Her kadın ayrı bir oyadır özenle işlenecek. Her kadın ayrı bir tentenedir gül gibi, sümbül gibi, zambak gibi, kelebek gibi özgür ve narince…
İşte bu narin ve özgür kelebekler ‘tentene’ olup model model dizildi anılarımdan öykülere tıpkı tığımdan dökülen tentenemin zincirleri gibi…
Birsen İNAL
Tentene / Öykü
Yazar: Birsen İnal
Sayfa : 160
Yayınevi : Lîs
TENTENE
Hikayeler vardır birebir yaşamın içinden. Duyarsınız, tanık olursunuz, içiniz acır, isyan etmek: “Hayır, böyle olmamalı!” diye haykırmak istersiniz ama boğazınızda düğümlenir sözcükler. Bir gün dolup taşınca içinizdeki isyanlar, kağıda, kaleme sarılırsınız.

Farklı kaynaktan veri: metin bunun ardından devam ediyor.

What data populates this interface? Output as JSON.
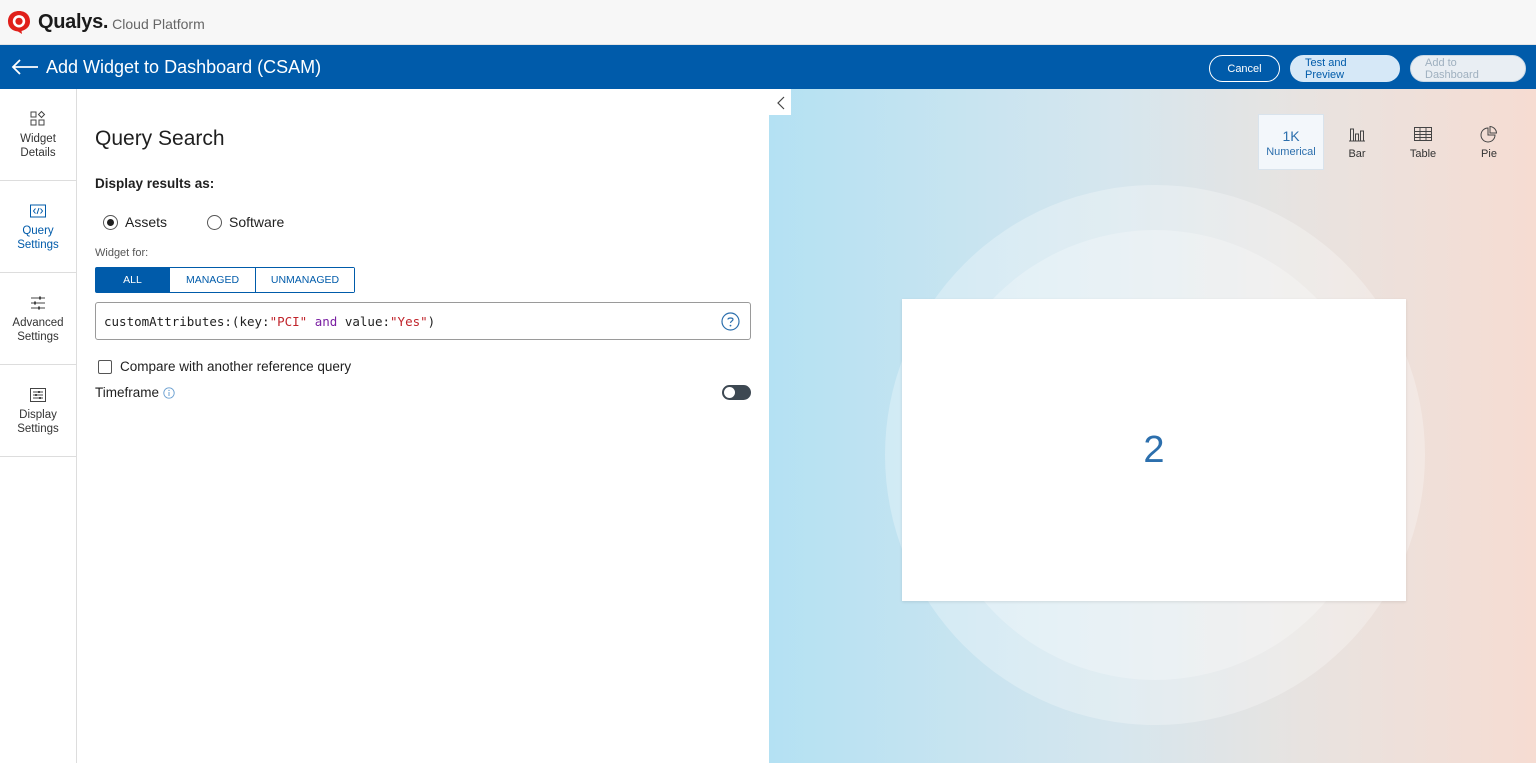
{
  "brand": {
    "name": "Qualys.",
    "sub": "Cloud Platform",
    "color": "#e0201b"
  },
  "header": {
    "title": "Add Widget to Dashboard (CSAM)",
    "cancel_label": "Cancel",
    "test_label": "Test and Preview",
    "add_label": "Add to Dashboard",
    "bg_color": "#005baa"
  },
  "rail": {
    "items": [
      {
        "line1": "Widget",
        "line2": "Details",
        "icon": "widget-details-icon"
      },
      {
        "line1": "Query",
        "line2": "Settings",
        "icon": "code-icon",
        "active": true
      },
      {
        "line1": "Advanced",
        "line2": "Settings",
        "icon": "sliders-icon"
      },
      {
        "line1": "Display",
        "line2": "Settings",
        "icon": "display-settings-icon"
      }
    ]
  },
  "form": {
    "title": "Query Search",
    "display_label": "Display results as:",
    "radio_assets": "Assets",
    "radio_software": "Software",
    "selected_radio": "Assets",
    "widget_for_label": "Widget for:",
    "segments": [
      "ALL",
      "MANAGED",
      "UNMANAGED"
    ],
    "selected_segment": "ALL",
    "query": {
      "p1": "customAttributes:(key:",
      "s1": "\"PCI\"",
      "p2": " ",
      "kw": "and",
      "p3": " value:",
      "s2": "\"Yes\"",
      "p4": ")"
    },
    "compare_label": "Compare with another reference query",
    "compare_checked": false,
    "timeframe_label": "Timeframe",
    "timeframe_on": false
  },
  "preview": {
    "viz_types": [
      {
        "glyph": "1K",
        "label": "Numerical",
        "icon": "numerical-icon",
        "active": true
      },
      {
        "label": "Bar",
        "icon": "bar-chart-icon"
      },
      {
        "label": "Table",
        "icon": "table-icon"
      },
      {
        "label": "Pie",
        "icon": "pie-chart-icon"
      }
    ],
    "result_value": "2"
  }
}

Bazen bir cümle yeterlidir bir öyküyü anlatmaya, sırtlanarak tüm öyküyü: “Buruşmuş çarşaflarda günden güne buruşuyordu bedenimin ütüsü.”
Tentene gibi işlenmiş sözcüklerle bezenmiş bu kitapta yer alan öykülerde yazar, toplumsal sorunları, özellikle kadın sorunlarını işlemektedir. Hikayelerin yaşandığı bölgelerin sıcacık yerel söylemlerinden oluşan dili okuru öykünün içine sessizce çekmektedir.
İlmek ilmek örülmüş sözcükler ve öykülerin yolu açık olsun!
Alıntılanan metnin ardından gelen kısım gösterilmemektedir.